Strategy 1: Price at Market Value
The most straightforward approach. Your agent prepares a Comparative Market Analysis (CMA) using recent comparable sales — properties similar to yours in location, size, condition, and type that sold within the last 90 days. You list at or very close to the indicated market value.
This strategy works best in balanced markets where buyer demand is moderate and you want to attract interest without depending on competitive bidding. It appeals to the broadest range of buyers and typically results in a sale within 2–4 weeks.
Strategy 2: Price Below Market to Generate Offers
In strong seller's markets or desirable neighbourhoods with low inventory, some listing agents deliberately price 5–10% below market value and set an offer date one week after listing.

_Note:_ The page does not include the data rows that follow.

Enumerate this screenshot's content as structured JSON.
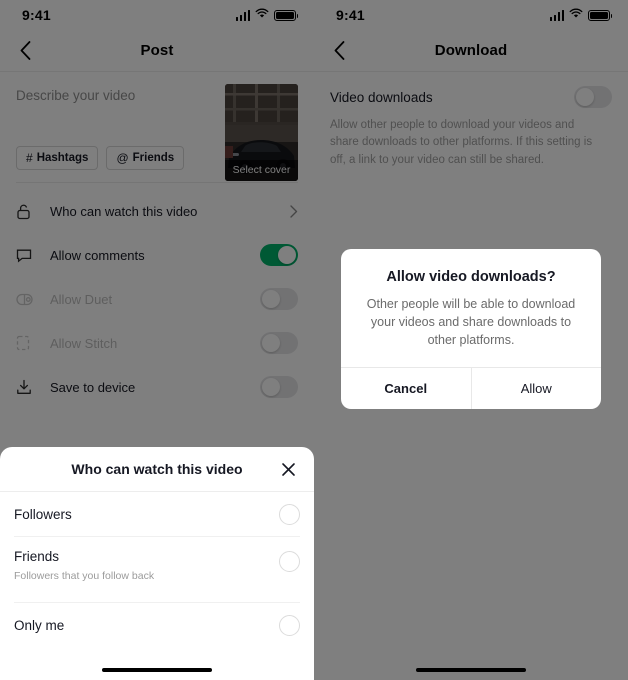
{
  "left_panel": {
    "status": {
      "time": "9:41",
      "signal_icon": "signal-bars-icon",
      "wifi_icon": "wifi-icon",
      "battery_icon": "battery-full-icon"
    },
    "nav": {
      "back_icon": "chevron-left-icon",
      "title": "Post"
    },
    "compose": {
      "placeholder": "Describe your video",
      "chips": [
        {
          "symbol": "#",
          "label": "Hashtags",
          "icon": "hashtag-icon"
        },
        {
          "symbol": "@",
          "label": "Friends",
          "icon": "at-mention-icon"
        }
      ],
      "cover": {
        "label": "Select cover",
        "alt": "black sports car in parking garage"
      }
    },
    "settings": [
      {
        "icon": "unlock-icon",
        "label": "Who can watch this video",
        "control": "chevron",
        "disabled": false
      },
      {
        "icon": "comment-bubble-icon",
        "label": "Allow comments",
        "control": "toggle",
        "toggle_on": true,
        "disabled": false
      },
      {
        "icon": "duet-icon",
        "label": "Allow Duet",
        "control": "toggle",
        "toggle_on": false,
        "disabled": true
      },
      {
        "icon": "stitch-icon",
        "label": "Allow Stitch",
        "control": "toggle",
        "toggle_on": false,
        "disabled": true
      },
      {
        "icon": "download-icon",
        "label": "Save to device",
        "control": "toggle",
        "toggle_on": false,
        "disabled": false
      }
    ],
    "sheet": {
      "title": "Who can watch this video",
      "close_icon": "close-icon",
      "options": [
        {
          "label": "Followers",
          "subtitle": "",
          "selected": false
        },
        {
          "label": "Friends",
          "subtitle": "Followers that you follow back",
          "selected": false
        },
        {
          "label": "Only me",
          "subtitle": "",
          "selected": false
        }
      ]
    }
  },
  "right_panel": {
    "status": {
      "time": "9:41",
      "signal_icon": "signal-bars-icon",
      "wifi_icon": "wifi-icon",
      "battery_icon": "battery-full-icon"
    },
    "nav": {
      "back_icon": "chevron-left-icon",
      "title": "Download"
    },
    "download": {
      "title": "Video downloads",
      "toggle_on": false,
      "description": "Allow other people to download your videos and share downloads to other platforms. If this setting is off, a link to your video can still be shared."
    },
    "alert": {
      "title": "Allow video downloads?",
      "message": "Other people will be able to download your videos and share downloads to other platforms.",
      "cancel_label": "Cancel",
      "confirm_label": "Allow"
    }
  },
  "colors": {
    "accent_green": "#00b26a",
    "text_primary": "#161823",
    "text_muted": "#9b9b9b",
    "dim_overlay": "#808080",
    "toggle_off": "#e4e4e6"
  }
}
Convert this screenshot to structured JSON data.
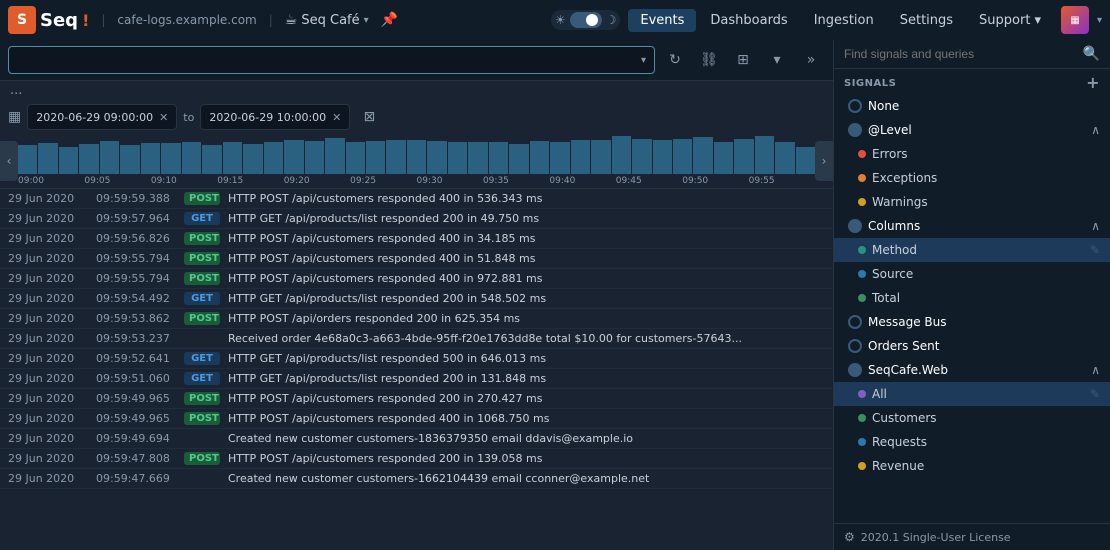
{
  "app": {
    "logo_text": "Seq",
    "site": "cafe-logs.example.com",
    "workspace_name": "Seq Café",
    "workspace_emoji": "☕",
    "pin_icon": "📌"
  },
  "nav": {
    "items": [
      {
        "label": "Events",
        "active": true
      },
      {
        "label": "Dashboards",
        "active": false
      },
      {
        "label": "Ingestion",
        "active": false
      },
      {
        "label": "Settings",
        "active": false
      },
      {
        "label": "Support",
        "active": false,
        "has_arrow": true
      }
    ]
  },
  "query_bar": {
    "placeholder": "",
    "dropdown_label": "▾",
    "refresh_icon": "↻",
    "link_icon": "🔗",
    "grid_icon": "⊞",
    "chevron_icon": "▾",
    "more_icon": "»"
  },
  "date_range": {
    "calendar_icon": "📅",
    "from": "2020-06-29 09:00:00",
    "to": "2020-06-29 10:00:00",
    "tail_icon": "⊠"
  },
  "histogram": {
    "bars": [
      80,
      85,
      75,
      82,
      90,
      78,
      85,
      85,
      88,
      78,
      88,
      82,
      87,
      92,
      91,
      99,
      88,
      91,
      94,
      92,
      91,
      87,
      88,
      88,
      82,
      91,
      87,
      92,
      94,
      104,
      96,
      93,
      95,
      100,
      88,
      96,
      103,
      88,
      75
    ],
    "axis_labels": [
      "09:00",
      "09:05",
      "09:10",
      "09:15",
      "09:20",
      "09:25",
      "09:30",
      "09:35",
      "09:40",
      "09:45",
      "09:50",
      "09:55"
    ]
  },
  "logs": [
    {
      "date": "29 Jun 2020",
      "time": "09:59:59.388",
      "method": "POST",
      "method_type": "post",
      "message": "HTTP POST /api/customers responded 400 in 536.343 ms"
    },
    {
      "date": "29 Jun 2020",
      "time": "09:59:57.964",
      "method": "GET",
      "method_type": "get",
      "message": "HTTP GET /api/products/list responded 200 in 49.750 ms"
    },
    {
      "date": "29 Jun 2020",
      "time": "09:59:56.826",
      "method": "POST",
      "method_type": "post",
      "message": "HTTP POST /api/customers responded 400 in 34.185 ms"
    },
    {
      "date": "29 Jun 2020",
      "time": "09:59:55.794",
      "method": "POST",
      "method_type": "post",
      "message": "HTTP POST /api/customers responded 400 in 51.848 ms"
    },
    {
      "date": "29 Jun 2020",
      "time": "09:59:55.794",
      "method": "POST",
      "method_type": "post",
      "message": "HTTP POST /api/customers responded 400 in 972.881 ms"
    },
    {
      "date": "29 Jun 2020",
      "time": "09:59:54.492",
      "method": "GET",
      "method_type": "get",
      "message": "HTTP GET /api/products/list responded 200 in 548.502 ms"
    },
    {
      "date": "29 Jun 2020",
      "time": "09:59:53.862",
      "method": "POST",
      "method_type": "post",
      "message": "HTTP POST /api/orders responded 200 in 625.354 ms"
    },
    {
      "date": "29 Jun 2020",
      "time": "09:59:53.237",
      "method": "",
      "method_type": "none",
      "message": "Received order 4e68a0c3-a663-4bde-95ff-f20e1763dd8e total $10.00 for customers-57643..."
    },
    {
      "date": "29 Jun 2020",
      "time": "09:59:52.641",
      "method": "GET",
      "method_type": "get",
      "message": "HTTP GET /api/products/list responded 500 in 646.013 ms"
    },
    {
      "date": "29 Jun 2020",
      "time": "09:59:51.060",
      "method": "GET",
      "method_type": "get",
      "message": "HTTP GET /api/products/list responded 200 in 131.848 ms"
    },
    {
      "date": "29 Jun 2020",
      "time": "09:59:49.965",
      "method": "POST",
      "method_type": "post",
      "message": "HTTP POST /api/customers responded 200 in 270.427 ms"
    },
    {
      "date": "29 Jun 2020",
      "time": "09:59:49.965",
      "method": "POST",
      "method_type": "post",
      "message": "HTTP POST /api/customers responded 400 in 1068.750 ms"
    },
    {
      "date": "29 Jun 2020",
      "time": "09:59:49.694",
      "method": "",
      "method_type": "none",
      "message": "Created new customer customers-1836379350 email ddavis@example.io"
    },
    {
      "date": "29 Jun 2020",
      "time": "09:59:47.808",
      "method": "POST",
      "method_type": "post",
      "message": "HTTP POST /api/customers responded 200 in 139.058 ms"
    },
    {
      "date": "29 Jun 2020",
      "time": "09:59:47.669",
      "method": "",
      "method_type": "none",
      "message": "Created new customer customers-1662104439 email cconner@example.net"
    }
  ],
  "signals": {
    "search_placeholder": "Find signals and queries",
    "section_label": "SIGNALS",
    "none_label": "None",
    "level_label": "@Level",
    "level_items": [
      {
        "label": "Errors",
        "dot": "red"
      },
      {
        "label": "Exceptions",
        "dot": "orange"
      },
      {
        "label": "Warnings",
        "dot": "yellow"
      }
    ],
    "columns_label": "Columns",
    "columns_items": [
      {
        "label": "Method",
        "active": true
      },
      {
        "label": "Source"
      },
      {
        "label": "Total"
      }
    ],
    "message_bus_label": "Message Bus",
    "orders_sent_label": "Orders Sent",
    "seqcafe_web_label": "SeqCafe.Web",
    "seqcafe_items": [
      {
        "label": "All",
        "active": true
      },
      {
        "label": "Customers"
      },
      {
        "label": "Requests"
      },
      {
        "label": "Revenue"
      }
    ],
    "footer_license": "2020.1  Single-User License"
  }
}
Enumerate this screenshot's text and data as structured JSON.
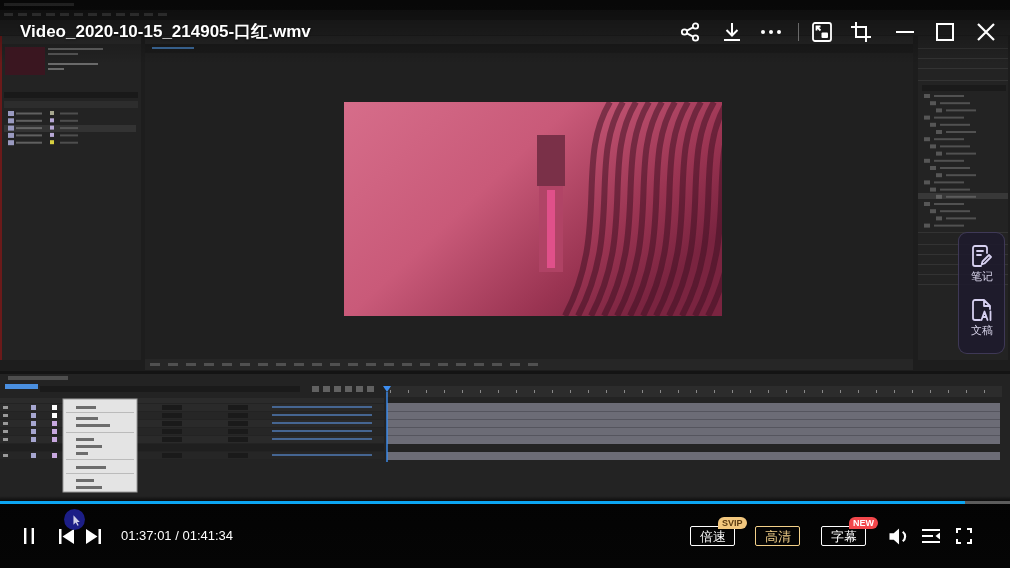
{
  "player": {
    "title": "Video_2020-10-15_214905-口红.wmv"
  },
  "side_panel": {
    "items": [
      {
        "kind": "note",
        "label": "笔记"
      },
      {
        "kind": "transcript",
        "label": "文稿"
      }
    ]
  },
  "progress": {
    "level": 0.955
  },
  "controls": {
    "playing": true,
    "time": "01:37:01 / 01:41:34",
    "options": [
      {
        "label": "倍速",
        "highlighted": false,
        "badge": {
          "text": "SVIP",
          "color": "#f2c77e"
        }
      },
      {
        "label": "高清",
        "highlighted": true
      },
      {
        "label": "字幕",
        "highlighted": false,
        "badge": {
          "text": "NEW",
          "color": "#f2474b"
        }
      }
    ]
  }
}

The goal is to attract maximum attention, generate multiple offers, and let competitive bidding drive the price above market value.
Risks: if the market is softer than expected, you may receive only one offer at or near your (below-market) list price. This strategy requires confidence in demand and should only be used on advice from an experienced agent who knows the neighbourhood.
Strategy 3: Price Above Market for Negotiation Room
Some sellers want to list high and negotiate down. In most GTA neighbourhoods, this is the weakest strategy. Buyers and their agents filter MLS searches by price range. A home listed $50,000 above comparable sales may not appear in the searches of its most likely buyers. Days on market accumulate, and the eventual price reduction signals desperation.
The exception: unique or luxury properties where comparable sales are scarce and the buyer pool is specialized. In these cases, pricing above perceived value and allowing for negotiation is more appropriate.
The Data-Driven Approach
Your agent should present: the three most comparable recent sales, the current active competition (what buyers will compare your home to), absorption rate (how quickly homes are selling in your area), and the price-per-square-foot benchmarks for your neighbourhood.
Together, these data points create a pricing range. The final list price should reflect where your property falls within that range based on condition, upgrades, and location specifics.
When to Adjust
If your home has been on the market for 14 days with fewer than 5 showings, the price is likely too high. If you've had 15+ showings and no offers, the property may be showing poorly (staging issue) or the price is 3–5% above where the market sees value. Act quickly — early price adjustments are more effective than late ones.